Monthly Archives: March 2017
Last night we had a new friend over for dinner. She is someone I met who is young (22) and a lesbian and that’s a bit all I need to know because I want nothing more than to be the old lesbians who have the house young lesbians hang out at. It’s pretty much my top life goal.
She was nice and it was the amount of awkward you’d expect. She nanny’s a 2.5 year old boy so wasn’t shocked by Gus’ antics at dinner and we enjoyed a few beers while Lesley put Gus to bed. It was there that it got more awkward.
As we were talking she mentioned wanting to have a baby. She wanted to have one soon because she is working to be a professional musician and the way that works it would make more sense for her to have a baby at a young age. She talked about what that would be like for her and how she really just wanted a girl so would likely have an abortion if she found out the fetus was a boy. She really wanted a donor who was a person of color but now that she will only have a girl she is rethinking that because she really just did not, under any circumstance, want a white boy.
These are the things she casually told me while my white son was feet away.
It was shocking and on the other hand not. I was a young lesbian feminist with a shaved head once too. I am sure that I said things along those lines at 22. I hope to whatever higher power might exist that I did not say them to parents but honestly, I might have. I replied by telling her that yes, it is complex. That I worry about raising a good man but I believe good men exist so I have faith that I can raise one. I told her that I came to peace with the fact that I thought two lesbians raising a boy was important work. I told her that boy vs. girl you have struggles either way – you worry about your child being a rapist or getting raped. Nothing about raising a child is easy.
This young woman was so young and so misguided. She also told me how the boy she nanny’s must be developmentally delayed because he is 2.5 and not yet potty trained. How he still nurses and that’s what is holding him back. Whole lot of NOPE NOPE NOPE on both of those. She’s so young. We were all better parents before we were parents.

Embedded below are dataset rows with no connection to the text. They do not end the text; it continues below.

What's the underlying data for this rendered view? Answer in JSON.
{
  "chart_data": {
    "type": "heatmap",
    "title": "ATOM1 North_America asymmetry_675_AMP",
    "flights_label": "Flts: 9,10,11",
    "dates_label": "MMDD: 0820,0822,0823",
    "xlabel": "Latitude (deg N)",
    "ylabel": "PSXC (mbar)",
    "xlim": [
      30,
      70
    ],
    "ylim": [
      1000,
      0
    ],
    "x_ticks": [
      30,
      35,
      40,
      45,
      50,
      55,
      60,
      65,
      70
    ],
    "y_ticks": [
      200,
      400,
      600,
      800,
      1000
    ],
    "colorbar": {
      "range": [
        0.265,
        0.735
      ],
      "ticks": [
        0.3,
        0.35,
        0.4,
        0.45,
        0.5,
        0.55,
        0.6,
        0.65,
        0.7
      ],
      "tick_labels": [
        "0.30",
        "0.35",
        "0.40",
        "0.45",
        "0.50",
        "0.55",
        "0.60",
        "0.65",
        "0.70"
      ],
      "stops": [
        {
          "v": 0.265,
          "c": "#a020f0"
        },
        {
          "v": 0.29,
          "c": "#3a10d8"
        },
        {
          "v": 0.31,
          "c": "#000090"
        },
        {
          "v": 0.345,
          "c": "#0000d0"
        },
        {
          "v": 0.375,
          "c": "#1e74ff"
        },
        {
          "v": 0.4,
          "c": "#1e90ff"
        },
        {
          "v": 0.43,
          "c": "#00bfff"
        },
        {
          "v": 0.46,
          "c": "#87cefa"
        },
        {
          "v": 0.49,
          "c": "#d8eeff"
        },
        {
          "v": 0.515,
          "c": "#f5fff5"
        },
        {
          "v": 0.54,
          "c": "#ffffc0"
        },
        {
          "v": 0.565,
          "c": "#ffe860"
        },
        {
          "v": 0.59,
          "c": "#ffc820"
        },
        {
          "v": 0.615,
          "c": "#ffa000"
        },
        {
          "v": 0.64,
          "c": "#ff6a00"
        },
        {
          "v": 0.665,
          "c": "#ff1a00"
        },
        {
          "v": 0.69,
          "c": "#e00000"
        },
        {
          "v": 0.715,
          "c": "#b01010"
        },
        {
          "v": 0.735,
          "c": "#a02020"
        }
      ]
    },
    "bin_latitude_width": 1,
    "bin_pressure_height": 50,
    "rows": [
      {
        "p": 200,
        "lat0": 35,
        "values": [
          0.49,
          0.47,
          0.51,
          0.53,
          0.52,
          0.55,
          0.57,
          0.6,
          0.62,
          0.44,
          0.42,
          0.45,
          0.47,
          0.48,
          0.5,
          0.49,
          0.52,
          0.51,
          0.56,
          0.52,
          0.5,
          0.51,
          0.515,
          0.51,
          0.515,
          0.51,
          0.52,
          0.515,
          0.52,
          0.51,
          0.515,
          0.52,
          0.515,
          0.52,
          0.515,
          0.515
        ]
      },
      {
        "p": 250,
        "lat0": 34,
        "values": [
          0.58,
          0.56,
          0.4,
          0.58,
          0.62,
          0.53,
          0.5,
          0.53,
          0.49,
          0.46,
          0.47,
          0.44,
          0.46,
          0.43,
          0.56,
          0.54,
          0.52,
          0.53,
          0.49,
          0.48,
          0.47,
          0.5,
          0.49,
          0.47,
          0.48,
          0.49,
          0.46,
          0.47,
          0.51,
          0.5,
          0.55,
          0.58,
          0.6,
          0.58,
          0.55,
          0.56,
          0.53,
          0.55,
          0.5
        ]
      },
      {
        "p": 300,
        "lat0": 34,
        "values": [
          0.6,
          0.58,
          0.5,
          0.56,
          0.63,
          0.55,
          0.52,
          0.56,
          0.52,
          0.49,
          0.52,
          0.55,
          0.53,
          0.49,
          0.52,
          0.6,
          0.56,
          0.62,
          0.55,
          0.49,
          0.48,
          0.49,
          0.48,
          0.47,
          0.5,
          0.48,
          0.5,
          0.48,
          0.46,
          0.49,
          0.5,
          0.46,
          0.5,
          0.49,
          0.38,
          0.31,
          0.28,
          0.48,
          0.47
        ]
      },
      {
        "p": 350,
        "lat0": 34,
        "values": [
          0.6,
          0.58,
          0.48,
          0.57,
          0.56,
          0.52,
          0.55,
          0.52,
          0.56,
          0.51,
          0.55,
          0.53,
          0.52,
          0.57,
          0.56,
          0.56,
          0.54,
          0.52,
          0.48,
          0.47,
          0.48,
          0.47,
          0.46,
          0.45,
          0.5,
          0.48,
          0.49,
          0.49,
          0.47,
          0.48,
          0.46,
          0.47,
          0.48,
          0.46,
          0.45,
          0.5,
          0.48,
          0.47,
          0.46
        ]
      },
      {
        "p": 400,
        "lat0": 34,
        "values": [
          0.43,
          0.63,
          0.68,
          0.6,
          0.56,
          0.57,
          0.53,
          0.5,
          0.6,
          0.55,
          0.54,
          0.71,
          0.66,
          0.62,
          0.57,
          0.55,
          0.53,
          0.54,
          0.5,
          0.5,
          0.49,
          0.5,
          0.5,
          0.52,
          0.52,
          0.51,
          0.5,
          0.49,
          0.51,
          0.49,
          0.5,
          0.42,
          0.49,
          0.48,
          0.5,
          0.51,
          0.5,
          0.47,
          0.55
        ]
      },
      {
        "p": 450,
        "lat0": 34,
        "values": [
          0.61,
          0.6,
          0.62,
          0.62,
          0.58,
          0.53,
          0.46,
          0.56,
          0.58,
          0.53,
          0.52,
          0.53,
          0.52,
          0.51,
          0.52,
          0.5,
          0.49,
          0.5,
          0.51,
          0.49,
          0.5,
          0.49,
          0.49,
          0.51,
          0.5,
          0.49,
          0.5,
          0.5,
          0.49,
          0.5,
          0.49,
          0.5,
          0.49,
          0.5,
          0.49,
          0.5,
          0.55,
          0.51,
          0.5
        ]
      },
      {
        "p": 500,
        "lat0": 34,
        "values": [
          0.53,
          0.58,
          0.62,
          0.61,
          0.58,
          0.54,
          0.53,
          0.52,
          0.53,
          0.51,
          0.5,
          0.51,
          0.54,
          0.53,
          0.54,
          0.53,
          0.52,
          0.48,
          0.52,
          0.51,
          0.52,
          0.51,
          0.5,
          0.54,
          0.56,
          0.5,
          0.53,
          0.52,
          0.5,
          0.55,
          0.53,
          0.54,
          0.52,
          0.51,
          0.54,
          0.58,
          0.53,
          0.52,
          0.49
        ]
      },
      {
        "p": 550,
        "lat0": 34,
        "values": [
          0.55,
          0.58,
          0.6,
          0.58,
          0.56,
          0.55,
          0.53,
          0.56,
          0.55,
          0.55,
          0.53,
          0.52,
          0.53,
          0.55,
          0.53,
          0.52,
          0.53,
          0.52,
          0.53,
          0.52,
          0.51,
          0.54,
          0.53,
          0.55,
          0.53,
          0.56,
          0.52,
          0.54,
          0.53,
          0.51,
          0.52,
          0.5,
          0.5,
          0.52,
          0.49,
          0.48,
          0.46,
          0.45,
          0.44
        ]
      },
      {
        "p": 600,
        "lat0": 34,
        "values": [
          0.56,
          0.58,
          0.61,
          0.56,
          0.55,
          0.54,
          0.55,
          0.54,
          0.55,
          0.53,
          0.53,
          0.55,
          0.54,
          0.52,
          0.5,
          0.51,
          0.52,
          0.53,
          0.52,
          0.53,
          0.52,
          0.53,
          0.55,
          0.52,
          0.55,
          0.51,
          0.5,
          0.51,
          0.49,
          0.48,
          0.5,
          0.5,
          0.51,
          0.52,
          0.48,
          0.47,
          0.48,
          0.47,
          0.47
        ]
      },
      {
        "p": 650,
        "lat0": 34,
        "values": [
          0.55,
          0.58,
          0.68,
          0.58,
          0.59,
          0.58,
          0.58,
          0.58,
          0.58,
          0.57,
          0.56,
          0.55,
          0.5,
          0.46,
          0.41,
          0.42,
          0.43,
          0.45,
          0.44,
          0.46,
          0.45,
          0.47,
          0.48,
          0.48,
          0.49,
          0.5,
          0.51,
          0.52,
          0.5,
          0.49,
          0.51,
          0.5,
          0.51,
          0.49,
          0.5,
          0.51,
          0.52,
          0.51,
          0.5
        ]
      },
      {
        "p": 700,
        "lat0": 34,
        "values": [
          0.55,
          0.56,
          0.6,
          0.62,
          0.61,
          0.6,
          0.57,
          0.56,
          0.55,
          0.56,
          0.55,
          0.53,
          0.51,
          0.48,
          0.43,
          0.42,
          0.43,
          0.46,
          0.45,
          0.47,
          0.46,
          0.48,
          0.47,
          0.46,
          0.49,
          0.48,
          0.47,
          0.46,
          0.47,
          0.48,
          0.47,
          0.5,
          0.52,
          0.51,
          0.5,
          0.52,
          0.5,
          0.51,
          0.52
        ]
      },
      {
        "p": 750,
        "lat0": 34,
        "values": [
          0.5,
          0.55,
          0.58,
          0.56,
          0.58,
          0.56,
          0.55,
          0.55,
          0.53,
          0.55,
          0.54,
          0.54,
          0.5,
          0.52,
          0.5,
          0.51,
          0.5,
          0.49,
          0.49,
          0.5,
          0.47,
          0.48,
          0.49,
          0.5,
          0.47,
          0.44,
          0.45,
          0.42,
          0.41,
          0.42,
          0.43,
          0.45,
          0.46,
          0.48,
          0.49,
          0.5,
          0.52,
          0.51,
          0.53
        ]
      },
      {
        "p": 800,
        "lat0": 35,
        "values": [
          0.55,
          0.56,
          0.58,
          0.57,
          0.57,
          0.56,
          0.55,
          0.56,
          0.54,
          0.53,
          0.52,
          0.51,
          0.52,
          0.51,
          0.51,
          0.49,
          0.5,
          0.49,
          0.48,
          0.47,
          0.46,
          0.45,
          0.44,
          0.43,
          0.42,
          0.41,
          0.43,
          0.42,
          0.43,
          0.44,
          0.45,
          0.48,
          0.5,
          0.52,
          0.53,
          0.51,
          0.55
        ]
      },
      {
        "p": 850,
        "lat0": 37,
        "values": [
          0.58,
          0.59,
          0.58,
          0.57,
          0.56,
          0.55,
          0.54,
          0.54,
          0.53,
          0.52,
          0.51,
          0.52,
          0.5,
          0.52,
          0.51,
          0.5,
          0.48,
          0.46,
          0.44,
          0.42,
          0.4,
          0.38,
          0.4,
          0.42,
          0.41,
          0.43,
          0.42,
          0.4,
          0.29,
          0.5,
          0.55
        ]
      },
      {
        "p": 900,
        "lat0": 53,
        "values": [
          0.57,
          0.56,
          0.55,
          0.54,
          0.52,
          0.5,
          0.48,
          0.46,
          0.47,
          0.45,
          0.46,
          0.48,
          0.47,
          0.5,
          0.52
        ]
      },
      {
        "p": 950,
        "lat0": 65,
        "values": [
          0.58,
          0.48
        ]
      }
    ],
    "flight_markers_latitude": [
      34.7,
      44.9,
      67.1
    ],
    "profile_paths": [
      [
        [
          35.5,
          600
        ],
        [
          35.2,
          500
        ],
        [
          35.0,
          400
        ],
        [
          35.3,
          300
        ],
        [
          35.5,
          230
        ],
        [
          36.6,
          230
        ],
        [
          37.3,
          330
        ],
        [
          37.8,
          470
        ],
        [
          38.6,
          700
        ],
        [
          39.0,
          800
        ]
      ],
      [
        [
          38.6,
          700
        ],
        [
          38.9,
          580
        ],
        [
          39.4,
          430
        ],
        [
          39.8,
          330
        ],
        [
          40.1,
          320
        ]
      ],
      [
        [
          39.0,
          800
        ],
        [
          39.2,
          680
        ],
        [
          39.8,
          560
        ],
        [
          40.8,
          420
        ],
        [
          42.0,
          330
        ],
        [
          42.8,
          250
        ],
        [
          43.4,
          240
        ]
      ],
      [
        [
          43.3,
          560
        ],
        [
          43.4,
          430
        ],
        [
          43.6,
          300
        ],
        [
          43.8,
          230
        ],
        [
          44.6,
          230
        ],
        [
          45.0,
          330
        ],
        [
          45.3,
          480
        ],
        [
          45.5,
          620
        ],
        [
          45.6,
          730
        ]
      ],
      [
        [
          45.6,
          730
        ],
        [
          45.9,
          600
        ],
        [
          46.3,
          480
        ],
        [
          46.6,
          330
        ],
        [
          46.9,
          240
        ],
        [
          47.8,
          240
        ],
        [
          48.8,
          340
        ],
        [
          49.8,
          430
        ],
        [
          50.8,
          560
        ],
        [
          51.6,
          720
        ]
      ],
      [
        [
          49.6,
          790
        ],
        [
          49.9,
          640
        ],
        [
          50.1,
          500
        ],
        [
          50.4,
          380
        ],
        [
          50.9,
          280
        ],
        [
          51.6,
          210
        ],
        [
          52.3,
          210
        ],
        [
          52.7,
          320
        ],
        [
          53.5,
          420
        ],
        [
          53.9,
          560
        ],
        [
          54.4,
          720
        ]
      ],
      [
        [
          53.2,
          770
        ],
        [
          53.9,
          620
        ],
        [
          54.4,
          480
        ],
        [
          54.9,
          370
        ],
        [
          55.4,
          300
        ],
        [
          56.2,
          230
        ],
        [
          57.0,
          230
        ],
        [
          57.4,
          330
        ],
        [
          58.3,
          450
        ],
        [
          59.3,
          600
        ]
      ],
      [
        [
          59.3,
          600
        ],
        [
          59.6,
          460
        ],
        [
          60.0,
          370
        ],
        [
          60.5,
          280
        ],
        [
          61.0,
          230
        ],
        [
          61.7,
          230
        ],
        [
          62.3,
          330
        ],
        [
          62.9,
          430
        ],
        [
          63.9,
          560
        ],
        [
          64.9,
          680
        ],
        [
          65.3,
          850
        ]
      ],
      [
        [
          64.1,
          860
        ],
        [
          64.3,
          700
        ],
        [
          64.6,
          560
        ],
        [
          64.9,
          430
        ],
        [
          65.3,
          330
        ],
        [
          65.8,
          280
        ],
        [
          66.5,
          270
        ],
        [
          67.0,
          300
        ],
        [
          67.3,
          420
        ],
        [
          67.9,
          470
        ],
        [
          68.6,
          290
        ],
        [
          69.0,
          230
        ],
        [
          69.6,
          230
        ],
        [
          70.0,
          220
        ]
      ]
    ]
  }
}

In the end she is welcome back at my house. She doesn’t mean harm. But she does serve as a great reminder about why we waited so long to become parents. What being “ready” really looks like and how fortunate we were to have that time. There is so much about parenting and loving this boy that I would have never enjoyed at 22 – here’s hoping she waits until she can get the same joy out of her experience.
I’ve been struggling a lot with my circle of moms. I know a lot of really wonderful ones who are raising wonderful human beings and I am so glad they are in my life. I am very fortunate to have such a good group of people in our lives.
But very few of my mom friends work outside the home. The ones who do work part time or jobs that have full time hours but in long shifts a few days. They can do daytime activities and their instagram feeds show daytime hikes, classes and lessons, and nap time snuggles. I struggle with the fact I will never be able to do those things and there are days that makes me so sad.
Beyond the pictures and knowledge about what folks do during the day I feel like my friend group has a belief that it is best to have a stay at home parent (always mom though). One friend recently told me that she thought she and her husband were so fortunate to not have to use childcare (they both work but they work intense long schedules a few days a week so that one of them is home with the kids all the time). A conversation today turned to our lack of good parental leave in the US and how getting just 12 weeks is not enough (and rarely something people get).
I agree that we need better parental leave and I agree that 12 weeks is not always enough but you know what? It was for me. I work because I want to work and around the time Gus was 2 months old I NEEDED to go back to work. I struggled to be home with him and still get a little frantic around 5 o’clock on Sunday. I want to work and Lesley and I feel fortunate that we can afford having Gus in full time childcare.
I’m not saying that my way is best or for everyone. Our childcare works for us, our both working works for us. If we could change anything it would be that Lesley work 32 hours a week and you know what we’d do? We’d keep Gus in full time childcare and she’d have a day to get stuff done at home. I feel like I am a better parent because I work and I think he gets things at childcare that I could never give him. He is happy, well adjusted, and thriving in every single way.
Yes, there are days that I am sad I can’t be with him. Of course that is true and it will always be true. Even if I know we are making the best choice for our family it is still hard. Yes, I struggle with feeling that I don’t really belong with stay at home moms (or two kid moms but that is another post). But what’s larger than that is that I feel that people think I shouldn’t want the life I have. I should want to stay home with Gus. I should have wanted a year of maternity leave. I should be siting at work crunching numbers trying to figure out how I can quit my job. None of those things are my reality and the realization that people assume it is sucks. When we discuss paid family leave and economic stability we need to remember that not everyone is a prisoner here – some of us thrive with this life.